In my opinion, it brews probably too gently. You could maybe compensate for that by stirring the slurry or spinning the slurry, something like that. But some agitation is good. You want some agitation in the brew so that all the coffee is extracting evenly. And without agitation, you're probably going to really struggle to get a nice flat bed. And I've found with a Melodrip that you end up getting kind of lower extractions. You could probably compensate for that. But yeah, I'm not a huge fan, but I know some people love them.

I think with anything, when it comes to equipment, whether it's a drip coffee maker, Aeropress, Melodrip, Hario versus Kalita for pour overs. With any of those things, I mean, one, experiment with different equipment. You might find some stuff you really like. But two, change your other variables. The equipment is just a static variable, and you've got your other variables you can play with. And I guarantee, for most equipment, you'll be able to find another combination of variables, whether it's agitation, temperature, grind size, whatever it might be, like water temperature, or grind size, you can find something that's going to work for that particular equipment and that device.

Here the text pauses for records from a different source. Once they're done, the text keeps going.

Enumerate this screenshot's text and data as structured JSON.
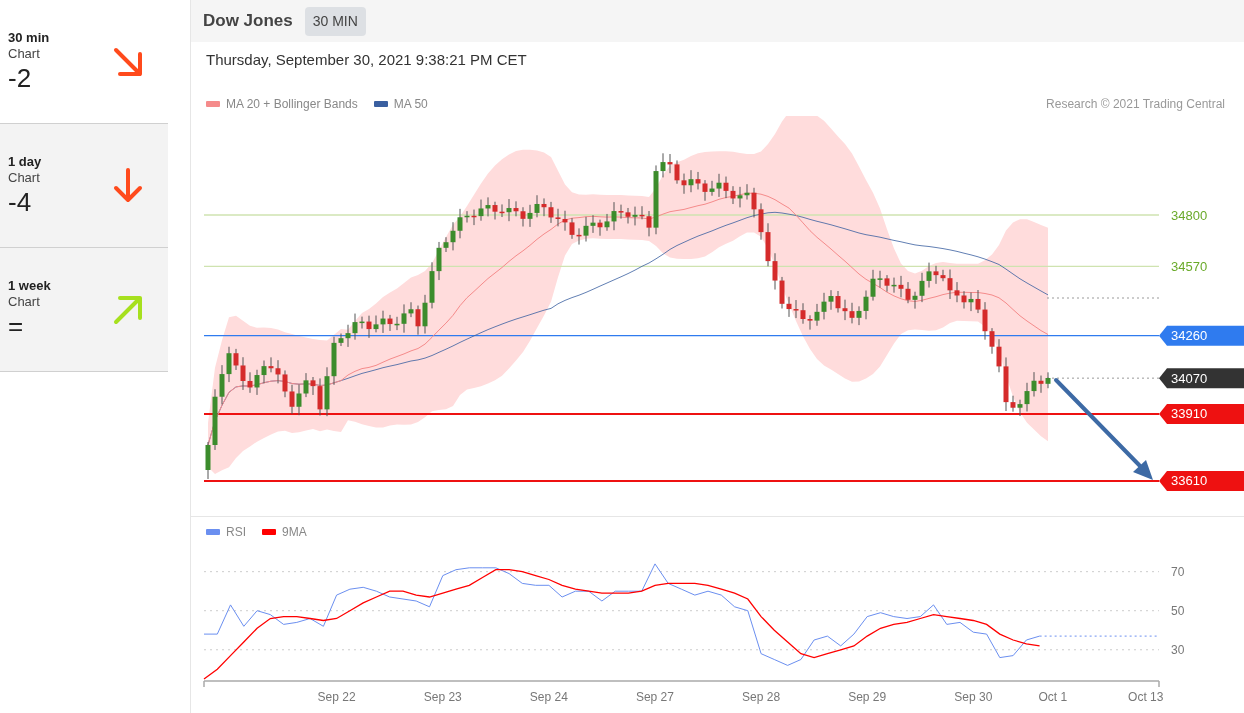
{
  "sidebar": {
    "items": [
      {
        "timeframe": "30 min",
        "label": "Chart",
        "score": "-2",
        "kind": "down-right",
        "color": "#ff4a1c",
        "selected": true
      },
      {
        "timeframe": "1 day",
        "label": "Chart",
        "score": "-4",
        "kind": "down",
        "color": "#ff4a1c",
        "selected": false
      },
      {
        "timeframe": "1 week",
        "label": "Chart",
        "score": "=",
        "kind": "up-right",
        "color": "#a6e01e",
        "selected": false
      }
    ]
  },
  "header": {
    "title": "Dow Jones",
    "interval": "30 MIN"
  },
  "timestamp": "Thursday, September 30, 2021 9:38:21 PM CET",
  "price_chart": {
    "legend": [
      {
        "label": "MA 20 + Bollinger Bands",
        "color": "#f58b8b"
      },
      {
        "label": "MA 50",
        "color": "#3a5fa0"
      }
    ],
    "credit": "Research © 2021 Trading Central",
    "levels": [
      {
        "label": "34800",
        "color": "#6aaa2a",
        "kind": "plain"
      },
      {
        "label": "34570",
        "color": "#6aaa2a",
        "kind": "plain"
      },
      {
        "label": "34260",
        "color": "#2f7bef",
        "kind": "badge"
      },
      {
        "label": "34070",
        "color": "#333333",
        "kind": "dotted"
      },
      {
        "label": "33910",
        "color": "#ee1111",
        "kind": "badge"
      },
      {
        "label": "33610",
        "color": "#ee1111",
        "kind": "badge"
      }
    ]
  },
  "rsi_chart": {
    "chart_data": {
      "type": "line",
      "categories": [
        null,
        null,
        null,
        null,
        null,
        null,
        null,
        null,
        null,
        null,
        "Sep 22",
        null,
        null,
        null,
        null,
        null,
        null,
        null,
        "Sep 23",
        null,
        null,
        null,
        null,
        null,
        null,
        null,
        "Sep 24",
        null,
        null,
        null,
        null,
        null,
        null,
        null,
        "Sep 27",
        null,
        null,
        null,
        null,
        null,
        null,
        null,
        "Sep 28",
        null,
        null,
        null,
        null,
        null,
        null,
        null,
        "Sep 29",
        null,
        null,
        null,
        null,
        null,
        null,
        null,
        "Sep 30",
        null,
        null,
        null,
        null,
        null,
        "Oct 1",
        null,
        null,
        null,
        null,
        null,
        null,
        "Oct 13",
        null
      ],
      "series": [
        {
          "name": "RSI",
          "color": "#6b8ff0",
          "values": [
            38,
            38,
            53,
            42,
            50,
            48,
            43,
            44,
            46,
            42,
            58,
            61,
            62,
            60,
            57,
            56,
            55,
            52,
            68,
            71,
            72,
            72,
            72,
            69,
            64,
            63,
            63,
            57,
            60,
            60,
            55,
            60,
            60,
            60,
            74,
            64,
            61,
            58,
            60,
            58,
            52,
            50,
            28,
            25,
            22,
            25,
            35,
            37,
            32,
            38,
            47,
            49,
            47,
            46,
            47,
            53,
            43,
            44,
            39,
            38,
            26,
            27,
            35,
            37,
            null,
            null,
            null,
            null,
            null,
            null,
            null,
            null,
            null
          ]
        },
        {
          "name": "9MA",
          "color": "#ff0000",
          "values": [
            15,
            20,
            27,
            34,
            41,
            46,
            47,
            47,
            46,
            45,
            46,
            50,
            54,
            57,
            60,
            60,
            58,
            57,
            59,
            61,
            63,
            67,
            71,
            71,
            70,
            68,
            66,
            63,
            61,
            60,
            59,
            59,
            59,
            60,
            63,
            64,
            64,
            64,
            63,
            61,
            59,
            56,
            47,
            40,
            34,
            28,
            26,
            28,
            30,
            32,
            37,
            41,
            43,
            44,
            46,
            48,
            47,
            46,
            45,
            43,
            38,
            35,
            33,
            32,
            null,
            null,
            null,
            null,
            null,
            null,
            null,
            null,
            null
          ]
        }
      ],
      "yticks": [
        30,
        50,
        70
      ],
      "ylim": [
        14,
        98
      ],
      "grid": true,
      "legend": "top-left"
    }
  }
}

But yeah, so reiterating, this is a long one. I rambled a little bit because it was live, and I like doing these lives. Sorry. But yeah. So the tip for this week is to check your bed of spent grounds when making a drip coffee, so making a manual pour over or using a machine, and try and get that bed as flat as possible to get the most even extraction you can. It'll be the best way to maximize the sweetness and origin character in your filter coffee.

Thanks for tuning in, guys. We'll see you soon.